Critics warn that the JWG could erode Nigeria’s sovereignty—making its security agencies dependent on Washington’s direction. They fear a scenario in which Nigeria’s top security officials spend more time shuttling between Abuja and Washington than addressing insecurity at home. Others worry about intelligence-sharing arrangements that, if poorly managed, could expose sensitive national information or open the door to foreign influence in domestic affairs.
These concerns must not be dismissed. They reflect legitimate anxieties about the balance between national independence and international cooperation. Yet, the harsh truth remains: Nigeria has been unable to contain terrorism on its own. Weak institutions, fragmented intelligence, and chronic underfunding have left the country vulnerable. In the absence of a coherent homegrown solution, refusing external help is not an act of sovereignty—it is a gamble with citizens’ lives.
A transparent, effective partnership with the United States offers Nigeria more than military muscle. It provides a chance to rebuild its global reputation, often tarnished by accusations of human rights violations and religiously motivated violence. If Nigeria demonstrates real progress—better civilian protection, fewer mass killings, improved intelligence coordination—it will regain credibility and attract long-needed foreign investment.
A secure Nigeria is beneficial for West Africa, conducive to global stability, and undoubtedly beneficial for the United States. Washington understands this. Nigeria is a pivotal state at the heart of an arc of instability that stretches from the Sahel to the Gulf of Guinea. As terrorist networks grow more sophisticated—tapping into global financing, arms trafficking, and digital propaganda—neither country can afford to fight alone.

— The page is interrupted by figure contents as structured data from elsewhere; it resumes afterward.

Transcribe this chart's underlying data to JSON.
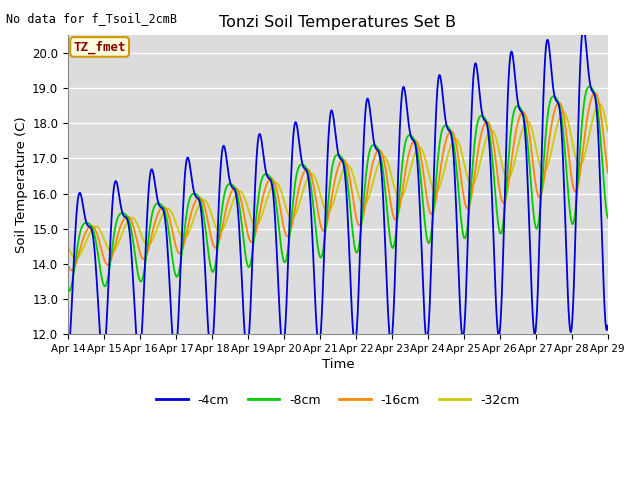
{
  "title": "Tonzi Soil Temperatures Set B",
  "no_data_text": "No data for f_Tsoil_2cmB",
  "annotation_text": "TZ_fmet",
  "xlabel": "Time",
  "ylabel": "Soil Temperature (C)",
  "ylim": [
    12.0,
    20.5
  ],
  "yticks": [
    12.0,
    13.0,
    14.0,
    15.0,
    16.0,
    17.0,
    18.0,
    19.0,
    20.0
  ],
  "bg_color": "#dcdcdc",
  "line_colors": {
    "-4cm": "#0000dd",
    "-8cm": "#00cc00",
    "-16cm": "#ff8800",
    "-32cm": "#cccc00"
  },
  "x_tick_labels": [
    "Apr 14",
    "Apr 15",
    "Apr 16",
    "Apr 17",
    "Apr 18",
    "Apr 19",
    "Apr 20",
    "Apr 21",
    "Apr 22",
    "Apr 23",
    "Apr 24",
    "Apr 25",
    "Apr 26",
    "Apr 27",
    "Apr 28",
    "Apr 29"
  ],
  "n_points": 720,
  "figsize": [
    6.4,
    4.8
  ],
  "dpi": 100
}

The U.S.–Nigeria Joint Working Group is not a charity. It is a strategic alignment born of necessity. Nigeria needs stronger intelligence, better equipment, and more coordinated support. The United States needs a stable partner in a region that is increasingly being courted by Russia and China. Both countries stand to gain—and both stand to lose if the partnership falters.
The alliance must be guided by transparency, mutual respect, and accountability. Nigeria must reform its security institutions, confront internal sabotage, and protect civilians with renewed seriousness. The United States should support without dominating, advise without dictating, and partner without undermining Nigeria’s autonomy.
If both countries rise to the moment, the JWG could become one of the most consequential security partnerships of the decade. If they fail, it will be recorded as yet another missed opportunity in a war that Nigeria cannot afford to lose.
It is reassuring that the federal government has, following the Sokoto strikes, reaffirmed its commitment to national security, saying it remains resolute in confronting, degrading, and eliminating terrorist threats, particularly those posed by transnational extremist networks seeking to undermine Nigeria’s sovereignty.
The government further assured Nigerians that it remains firmly in control of the country’s security architecture and is fully committed to protecting lives and property. It urged citizens to remain calm and vigilant as operations against terrorist groups continue.
It is time for the government to walk its talk. The progress made in Sokoto State should not only be consolidated, but it should also be extended to other crannies of the country where terrorists hold sway. The Tinubu government should take the Sokoto airstrikes as the beginning of an imminent end to terrorism, banditry, kidnapping and other criminal onslaughts on innocent Nigerians, no matter the motive behind those dastardly attacks.